001 Verwaltungsrecht allgemein;
40/01 Verwaltungsverfahren;

Norm

AVG §33 Abs3;
AVG §42 Abs1 idF 1998/I/158;
AVG §44 Abs2 idF 1998/I/158;
VwRallg;

Betreff

Der Verwaltungsgerichtshof hat durch den Vorsitzenden Senatspräsident DDr. Jakusch und die Hofräte Dr. Kail, Dr. Pallitsch, Dr. Hinterwirth und Dr. Moritz, als Richter, im Beisein der Schriftführerin Mag. Gubesch, über die Beschwerde der Gertrude Schuster in 7535 Neuberg, vertreten durch Dr. Carl Benkhofer, Rechtsanwalt in 1010 Wien, Biberstraße 26, gegen den Bescheid der Burgenländischen Landesregierung vom 25. Juli 2003, Zl 5-BB-100-373/1-3, betreffend Einwendungen gegen ein Bauvorhaben (mitbeteiligte Partei: Gemeinde Neuberg im Burgenland), zu Recht erkannt:

Spruch

Die Beschwerde wird als unbegründet abgewiesen.

Die Beschwerdeführerin hat dem Land Burgenland Aufwendungen in Höhe von EUR 381, 90 binnen zwei Wochen bei sonstiger Exekution zu ersetzen.

Begründung

Mit Eingabe vom 6. Februar 2003 beantragte die mitbeteiligte Gemeinde die baubehördliche Bewilligung für die Errichtung einer Schotterbox sowie eines Geräteabstellplatzes auf dem Grundstück Nr. 297/4, KG Neuberg, zur zentralen Schotterlagerung. Die Beschwerdeführerin ist Eigentümerin der Grundparzellen 297/2 und 297/ 3, KG Neuberg. Die Grundparzelle 297/2 grenzt unmittelbar an das gegenständliche Grundstück an.

Mit Kundmachung der gemäß der Verordnung LGBl. Nr. 42/1998 zuständigen Bezirkshauptmannschaft Güssing vom 24. Februar 2003 wurde für den 12. März 2003, 8.00 Uhr, unter Hinweis auf das Projekt eine mündliche Verhandlung im Gemeindeamt Neuberg anberaumt. Die Ladung enthielt nachstehende Belehrung: "Gemäß § 42 AVG verlieren Personen, die nicht spätestens am Tag vor Beginn der Verhandlung bei der Bezirkshauptmannschaft Güssing oder während der Verhandlung Einwendungen erheben, ihre Stellung als Partei".

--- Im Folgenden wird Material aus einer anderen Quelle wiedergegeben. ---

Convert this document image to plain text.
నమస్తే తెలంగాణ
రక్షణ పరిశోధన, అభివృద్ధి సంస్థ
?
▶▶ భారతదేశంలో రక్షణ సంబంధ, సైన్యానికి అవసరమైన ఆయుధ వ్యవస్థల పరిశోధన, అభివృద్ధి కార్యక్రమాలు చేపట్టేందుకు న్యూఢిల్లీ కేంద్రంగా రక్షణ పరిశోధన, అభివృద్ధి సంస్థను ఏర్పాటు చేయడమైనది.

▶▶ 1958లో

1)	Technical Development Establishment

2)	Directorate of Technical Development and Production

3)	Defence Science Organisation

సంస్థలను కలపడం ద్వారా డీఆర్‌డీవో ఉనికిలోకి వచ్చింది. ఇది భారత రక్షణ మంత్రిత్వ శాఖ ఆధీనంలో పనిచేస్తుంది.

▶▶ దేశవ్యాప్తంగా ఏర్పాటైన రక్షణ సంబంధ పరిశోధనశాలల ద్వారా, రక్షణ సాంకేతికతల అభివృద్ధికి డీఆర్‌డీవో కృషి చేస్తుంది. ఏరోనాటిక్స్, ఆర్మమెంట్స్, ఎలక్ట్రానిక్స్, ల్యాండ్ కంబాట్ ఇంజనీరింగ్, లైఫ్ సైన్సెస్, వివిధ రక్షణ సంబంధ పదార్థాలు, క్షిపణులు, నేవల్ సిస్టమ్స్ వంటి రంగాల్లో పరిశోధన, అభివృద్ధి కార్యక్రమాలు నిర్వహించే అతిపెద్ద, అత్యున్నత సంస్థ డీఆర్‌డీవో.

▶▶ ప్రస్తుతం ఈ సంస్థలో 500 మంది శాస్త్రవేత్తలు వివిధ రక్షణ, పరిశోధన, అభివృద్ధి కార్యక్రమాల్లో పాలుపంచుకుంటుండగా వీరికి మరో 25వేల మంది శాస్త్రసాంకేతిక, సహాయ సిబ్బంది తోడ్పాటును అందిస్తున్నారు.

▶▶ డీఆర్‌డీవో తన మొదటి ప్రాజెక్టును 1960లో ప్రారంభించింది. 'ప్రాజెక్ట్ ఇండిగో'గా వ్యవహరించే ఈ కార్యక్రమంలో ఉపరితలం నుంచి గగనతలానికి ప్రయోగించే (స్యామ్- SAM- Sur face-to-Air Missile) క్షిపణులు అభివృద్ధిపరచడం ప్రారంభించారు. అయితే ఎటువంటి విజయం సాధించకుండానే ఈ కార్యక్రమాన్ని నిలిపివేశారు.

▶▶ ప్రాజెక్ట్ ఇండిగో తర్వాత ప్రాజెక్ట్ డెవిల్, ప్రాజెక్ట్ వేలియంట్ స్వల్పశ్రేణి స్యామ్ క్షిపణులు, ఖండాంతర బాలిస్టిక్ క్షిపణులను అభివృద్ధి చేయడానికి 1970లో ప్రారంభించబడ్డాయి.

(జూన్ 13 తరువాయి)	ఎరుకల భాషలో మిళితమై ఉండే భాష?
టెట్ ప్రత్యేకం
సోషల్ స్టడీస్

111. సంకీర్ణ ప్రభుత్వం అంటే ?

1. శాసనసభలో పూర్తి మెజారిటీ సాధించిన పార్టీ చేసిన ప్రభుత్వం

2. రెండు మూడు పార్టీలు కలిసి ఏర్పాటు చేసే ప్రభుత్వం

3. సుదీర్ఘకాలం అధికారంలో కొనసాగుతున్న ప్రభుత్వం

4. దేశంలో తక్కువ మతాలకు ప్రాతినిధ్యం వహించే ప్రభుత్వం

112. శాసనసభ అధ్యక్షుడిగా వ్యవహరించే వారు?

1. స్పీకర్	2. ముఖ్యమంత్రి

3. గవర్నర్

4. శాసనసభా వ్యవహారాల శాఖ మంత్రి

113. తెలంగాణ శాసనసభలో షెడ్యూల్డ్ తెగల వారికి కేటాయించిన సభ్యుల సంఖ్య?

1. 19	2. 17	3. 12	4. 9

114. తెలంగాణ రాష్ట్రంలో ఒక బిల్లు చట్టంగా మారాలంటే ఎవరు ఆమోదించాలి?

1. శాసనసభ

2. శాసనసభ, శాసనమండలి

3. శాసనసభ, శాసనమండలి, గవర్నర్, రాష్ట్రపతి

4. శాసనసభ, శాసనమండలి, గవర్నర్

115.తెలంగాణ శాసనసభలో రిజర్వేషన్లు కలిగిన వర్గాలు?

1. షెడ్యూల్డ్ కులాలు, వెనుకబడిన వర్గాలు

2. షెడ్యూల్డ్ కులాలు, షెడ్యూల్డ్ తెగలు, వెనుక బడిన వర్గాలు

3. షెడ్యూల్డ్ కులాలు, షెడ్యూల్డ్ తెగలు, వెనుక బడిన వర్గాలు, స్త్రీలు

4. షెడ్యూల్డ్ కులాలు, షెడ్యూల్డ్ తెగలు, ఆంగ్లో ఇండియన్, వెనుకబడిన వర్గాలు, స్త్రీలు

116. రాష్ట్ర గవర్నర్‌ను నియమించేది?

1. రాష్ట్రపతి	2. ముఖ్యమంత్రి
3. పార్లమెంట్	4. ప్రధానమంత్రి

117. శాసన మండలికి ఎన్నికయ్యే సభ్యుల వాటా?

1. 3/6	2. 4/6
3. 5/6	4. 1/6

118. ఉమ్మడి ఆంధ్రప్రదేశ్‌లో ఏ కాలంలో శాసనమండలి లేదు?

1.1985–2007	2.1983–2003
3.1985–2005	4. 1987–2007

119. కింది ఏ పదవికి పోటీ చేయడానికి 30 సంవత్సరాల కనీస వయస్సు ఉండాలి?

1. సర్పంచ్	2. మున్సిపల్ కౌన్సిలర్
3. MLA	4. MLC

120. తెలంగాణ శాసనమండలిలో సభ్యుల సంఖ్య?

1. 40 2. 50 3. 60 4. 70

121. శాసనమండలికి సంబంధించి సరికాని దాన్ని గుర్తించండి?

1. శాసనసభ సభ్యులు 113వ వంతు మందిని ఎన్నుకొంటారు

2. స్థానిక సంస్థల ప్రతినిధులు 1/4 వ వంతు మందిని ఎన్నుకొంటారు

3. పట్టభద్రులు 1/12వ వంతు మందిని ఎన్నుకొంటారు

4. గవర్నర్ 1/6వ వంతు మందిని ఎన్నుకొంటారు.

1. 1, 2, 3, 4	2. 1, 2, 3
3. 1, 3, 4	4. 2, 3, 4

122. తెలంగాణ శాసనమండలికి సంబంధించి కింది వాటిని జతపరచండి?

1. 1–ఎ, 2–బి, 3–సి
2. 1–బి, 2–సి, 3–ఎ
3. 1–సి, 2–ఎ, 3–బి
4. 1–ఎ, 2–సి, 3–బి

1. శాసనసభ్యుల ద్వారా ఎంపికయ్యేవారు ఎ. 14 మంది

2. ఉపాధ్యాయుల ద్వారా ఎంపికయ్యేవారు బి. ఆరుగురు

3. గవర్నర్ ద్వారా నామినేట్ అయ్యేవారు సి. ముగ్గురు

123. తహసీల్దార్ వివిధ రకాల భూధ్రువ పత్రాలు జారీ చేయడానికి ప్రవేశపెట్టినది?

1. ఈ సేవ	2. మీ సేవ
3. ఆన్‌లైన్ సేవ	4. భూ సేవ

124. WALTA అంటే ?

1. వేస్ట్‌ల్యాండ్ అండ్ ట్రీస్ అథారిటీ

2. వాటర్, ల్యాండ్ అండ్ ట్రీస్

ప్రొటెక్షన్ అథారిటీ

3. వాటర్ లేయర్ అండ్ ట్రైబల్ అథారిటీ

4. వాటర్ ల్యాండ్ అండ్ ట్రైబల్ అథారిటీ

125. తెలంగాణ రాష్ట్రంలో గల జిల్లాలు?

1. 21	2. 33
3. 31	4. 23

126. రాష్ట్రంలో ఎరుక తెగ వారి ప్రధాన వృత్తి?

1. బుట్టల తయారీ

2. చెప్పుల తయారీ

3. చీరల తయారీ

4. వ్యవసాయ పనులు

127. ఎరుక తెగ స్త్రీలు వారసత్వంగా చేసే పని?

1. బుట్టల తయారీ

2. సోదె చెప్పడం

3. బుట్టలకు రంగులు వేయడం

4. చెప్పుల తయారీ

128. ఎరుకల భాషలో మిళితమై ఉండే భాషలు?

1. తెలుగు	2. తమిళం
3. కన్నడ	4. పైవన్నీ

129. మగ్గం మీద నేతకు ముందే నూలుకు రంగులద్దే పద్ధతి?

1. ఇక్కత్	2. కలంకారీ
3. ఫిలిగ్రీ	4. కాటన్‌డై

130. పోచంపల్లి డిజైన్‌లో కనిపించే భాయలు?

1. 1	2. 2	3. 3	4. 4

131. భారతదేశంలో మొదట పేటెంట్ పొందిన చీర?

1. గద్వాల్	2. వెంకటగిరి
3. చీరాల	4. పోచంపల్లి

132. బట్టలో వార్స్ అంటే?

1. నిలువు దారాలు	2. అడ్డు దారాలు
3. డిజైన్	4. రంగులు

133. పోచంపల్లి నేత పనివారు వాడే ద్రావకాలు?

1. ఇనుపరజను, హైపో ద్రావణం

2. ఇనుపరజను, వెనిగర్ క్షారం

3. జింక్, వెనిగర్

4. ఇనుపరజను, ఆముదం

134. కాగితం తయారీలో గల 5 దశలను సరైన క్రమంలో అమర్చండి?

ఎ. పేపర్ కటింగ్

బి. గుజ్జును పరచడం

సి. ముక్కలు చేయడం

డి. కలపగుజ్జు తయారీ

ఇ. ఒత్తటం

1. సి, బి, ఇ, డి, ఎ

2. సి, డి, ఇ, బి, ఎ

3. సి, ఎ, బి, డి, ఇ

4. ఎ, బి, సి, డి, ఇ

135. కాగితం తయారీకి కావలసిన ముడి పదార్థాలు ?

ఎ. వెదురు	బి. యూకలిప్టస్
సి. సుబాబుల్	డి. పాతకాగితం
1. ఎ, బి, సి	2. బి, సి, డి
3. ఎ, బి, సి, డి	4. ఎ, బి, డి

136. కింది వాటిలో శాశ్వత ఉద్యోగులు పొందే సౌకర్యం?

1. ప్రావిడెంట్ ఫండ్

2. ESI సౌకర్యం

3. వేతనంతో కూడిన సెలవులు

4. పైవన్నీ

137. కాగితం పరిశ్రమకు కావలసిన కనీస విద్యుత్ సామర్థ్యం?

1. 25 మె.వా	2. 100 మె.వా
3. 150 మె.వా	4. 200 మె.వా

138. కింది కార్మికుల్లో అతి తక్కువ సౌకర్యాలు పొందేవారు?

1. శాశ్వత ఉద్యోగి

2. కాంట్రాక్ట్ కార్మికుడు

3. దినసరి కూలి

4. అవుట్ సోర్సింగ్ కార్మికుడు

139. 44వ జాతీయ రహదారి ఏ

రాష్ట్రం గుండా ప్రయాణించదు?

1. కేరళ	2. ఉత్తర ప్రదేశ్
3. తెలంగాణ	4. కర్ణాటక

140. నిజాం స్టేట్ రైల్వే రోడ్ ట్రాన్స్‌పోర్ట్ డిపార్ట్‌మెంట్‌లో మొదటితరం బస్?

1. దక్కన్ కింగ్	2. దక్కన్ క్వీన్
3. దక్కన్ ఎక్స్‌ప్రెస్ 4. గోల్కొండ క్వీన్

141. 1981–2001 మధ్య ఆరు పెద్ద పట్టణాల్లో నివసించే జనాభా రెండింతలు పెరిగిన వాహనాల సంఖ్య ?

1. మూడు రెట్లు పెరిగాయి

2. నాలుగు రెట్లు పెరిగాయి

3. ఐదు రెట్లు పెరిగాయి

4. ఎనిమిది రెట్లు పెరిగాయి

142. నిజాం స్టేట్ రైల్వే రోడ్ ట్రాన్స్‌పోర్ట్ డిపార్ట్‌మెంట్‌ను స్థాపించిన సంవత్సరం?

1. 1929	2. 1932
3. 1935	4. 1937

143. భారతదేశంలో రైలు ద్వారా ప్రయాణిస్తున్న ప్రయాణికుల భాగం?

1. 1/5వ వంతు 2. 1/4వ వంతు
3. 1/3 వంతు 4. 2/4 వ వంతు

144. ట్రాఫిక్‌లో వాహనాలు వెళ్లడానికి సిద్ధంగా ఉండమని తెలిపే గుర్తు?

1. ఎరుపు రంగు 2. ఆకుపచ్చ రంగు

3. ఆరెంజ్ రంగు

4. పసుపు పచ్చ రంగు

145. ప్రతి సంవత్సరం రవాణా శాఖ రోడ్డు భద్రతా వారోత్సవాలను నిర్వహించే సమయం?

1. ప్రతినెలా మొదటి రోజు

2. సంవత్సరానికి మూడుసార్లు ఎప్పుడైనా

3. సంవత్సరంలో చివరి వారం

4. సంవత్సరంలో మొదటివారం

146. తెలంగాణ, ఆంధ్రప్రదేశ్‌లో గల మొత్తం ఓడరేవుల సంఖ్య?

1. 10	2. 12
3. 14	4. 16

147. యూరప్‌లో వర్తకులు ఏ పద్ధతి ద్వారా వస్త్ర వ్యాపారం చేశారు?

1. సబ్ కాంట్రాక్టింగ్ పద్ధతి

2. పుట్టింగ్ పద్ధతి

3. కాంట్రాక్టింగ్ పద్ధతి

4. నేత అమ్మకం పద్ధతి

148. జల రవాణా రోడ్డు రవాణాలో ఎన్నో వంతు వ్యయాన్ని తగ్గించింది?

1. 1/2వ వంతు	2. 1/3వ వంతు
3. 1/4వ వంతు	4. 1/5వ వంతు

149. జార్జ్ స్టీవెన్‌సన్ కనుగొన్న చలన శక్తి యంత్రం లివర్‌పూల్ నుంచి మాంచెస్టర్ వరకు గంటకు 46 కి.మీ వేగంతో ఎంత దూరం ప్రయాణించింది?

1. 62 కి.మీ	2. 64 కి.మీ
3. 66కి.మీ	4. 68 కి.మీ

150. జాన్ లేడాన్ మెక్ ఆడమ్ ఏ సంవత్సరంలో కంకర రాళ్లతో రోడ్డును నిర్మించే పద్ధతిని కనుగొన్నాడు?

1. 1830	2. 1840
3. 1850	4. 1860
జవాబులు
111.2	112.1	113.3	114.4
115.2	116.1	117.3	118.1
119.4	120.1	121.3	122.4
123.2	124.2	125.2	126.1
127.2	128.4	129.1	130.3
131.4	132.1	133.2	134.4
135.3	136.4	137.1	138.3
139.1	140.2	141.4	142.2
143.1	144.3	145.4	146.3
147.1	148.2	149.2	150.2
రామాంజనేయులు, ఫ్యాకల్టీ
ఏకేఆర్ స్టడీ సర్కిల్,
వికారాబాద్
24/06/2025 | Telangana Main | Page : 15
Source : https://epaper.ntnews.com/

Die Beschwerdeführerin, der die Ladung am 25. Februar 2003 zugestellt worden war, erhob durch ihren Rechtsvertreter mit einem an die Bezirkshauptmannschaft Güssing "per Fax 03322/42326 4670" gerichteten Schriftsatz vom 11. März 2003, eingelangt per Fax bei der Bezirkshauptmannschaft Güssing am 12. März 2003 um 3:05 Uhr, Einwendungen. Sie sprach sich gegen die Erteilung einer Baubewilligung aus, weil durch die Lagerung, den An- und Abtransport von Schotter, von Gerätschaften und Alteisen, eine massive nicht ortsübliche Beeinträchtigung durch Immissionen, wie Lärm, Abgase, Partikelflug sowie Erschütterungen durch den Zubringerverkehr zu erwarten sei. Sie erklärte, dass sie aus terminlichen Gründen an der Verhandlung nicht teilnehmen könne.

Bei der mündlichen Verhandlung waren nach der Verhandlungsschrift keine Anrainer anwesend und wurden auch keine Einwendungen gegen das gegenständliche Bauvorhaben erhoben; das genannte Fax der Beschwerdeführerin findet keine Erwähnung. Der Amtssachverständige führte anlässlich der Verhandlung aus, dass die maßgeblichen baupolizeilichen Interessen, nämlich die Einhaltung der Bestimmungen des Bgld. BauG, der Bgld. Bauverordnung, die Ausführung gemäß dem Stand der Technik nach Maßgabe des Verwendungszweckes, die Vermeidung der Gefährdung oder das ortsübliche Ausmaß überschreitender Beeinträchtigungen der Nachbarn sowie die verkehrsmäßige Erschließung und Ver- und Entsorgung durch das gegenständliche Bauvorhaben nicht verletzt seien.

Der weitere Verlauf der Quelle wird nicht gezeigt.